Philadelphia's Strategic Importance
By 1777, Philadelphia was America's most important urban hub. A bustling port of about 35,000, the city was also America's nascent manufacturing center. By 1775, the foundries of Philadelphia were already casting cannon of iron and bronze. According to Boatner, "4,000 stands of arms" were also manufactured in Pennsylvania by the winter of 1775. Local forges cast the iron products needed in martial times: cannonballs, swords and bayonets, entrenching tools such as shovels, and horseshoes.
Naturally, gunpowder was needed to fire cannon and bayonets. Five powder mills in the region provided the bulk of ammunition that Washington was now using.
Philadelphia was also home to the first paper mill in America. And paper proved surprisingly important. Paper was used to make currency and paper cartridges, the packets which held gunpowder. Paper, of course, was also needed to make books. And books such as Thomas Paine's Common Sense had an immeasurable positive impact on the Patriots.
Textiles, most importantly canvas for sails and tents, were sewn in Philadelphia. Blankets, too, whether made in factories or in homes by Patriotic women came from the city.
At the time of the Revolution, Philadelphia was also the most medically advanced city on the continent. Thus the medicine and medical supplies made in Philadelphia helped the war effort.
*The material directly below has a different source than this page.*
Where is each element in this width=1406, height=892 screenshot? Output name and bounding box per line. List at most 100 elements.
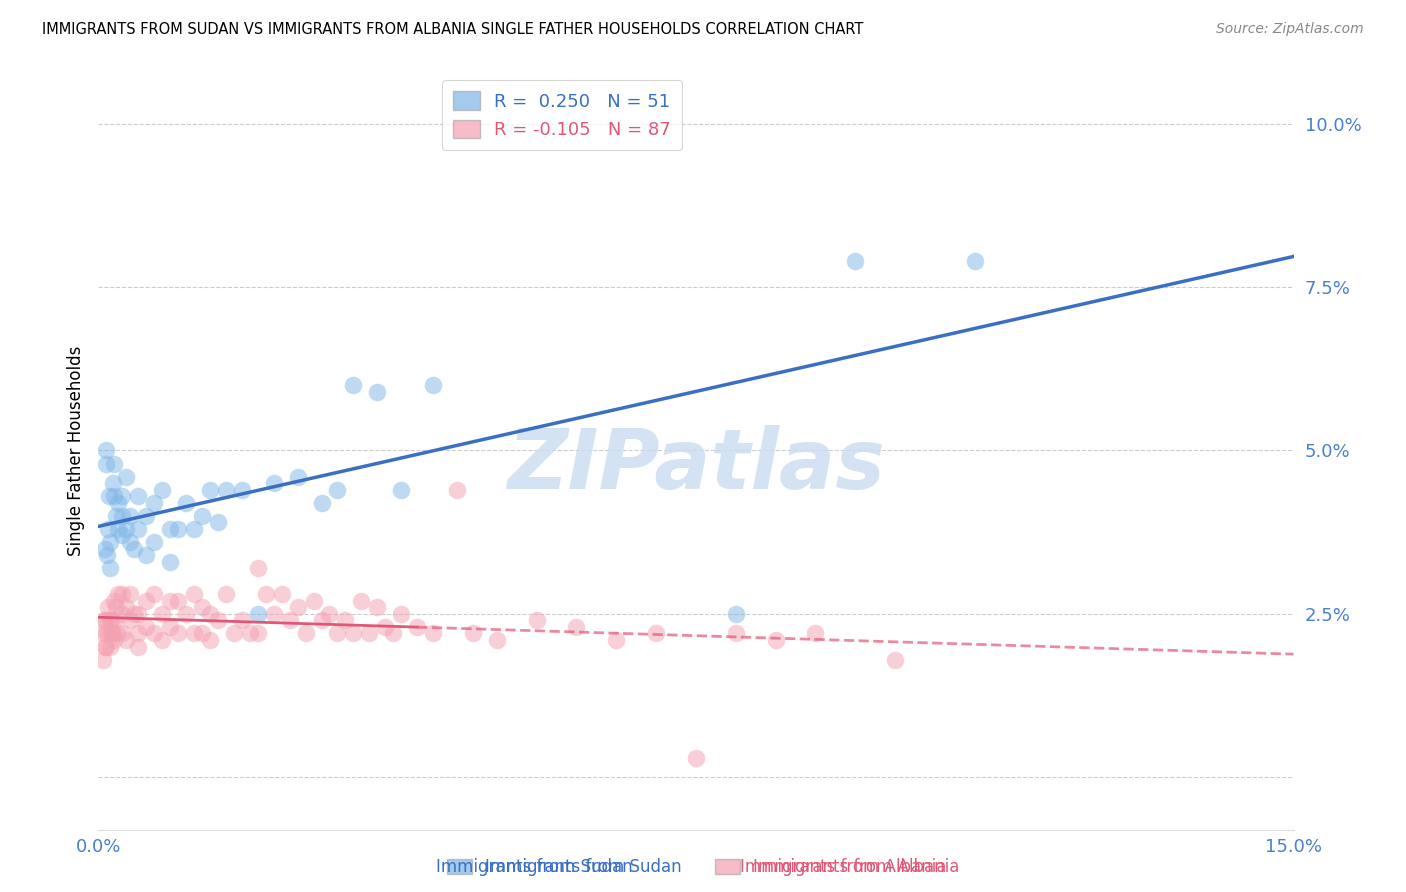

Further, the long-established and productive farms to the south and west of the city provided the Continental army with food, flour, horses, and livestock.
Finally Philadelphia was the seat of the Revolutionary Congress. If Howe could drive the government from the city, he could disrupt the flow of communication between Congress and the army. Requests for supplies, money, arms, etc. would have to be re-established wherever Congress decided to settle.
Howe must have felt that taking Philadelphia would deal a crippling demoralizing blow to the Americans.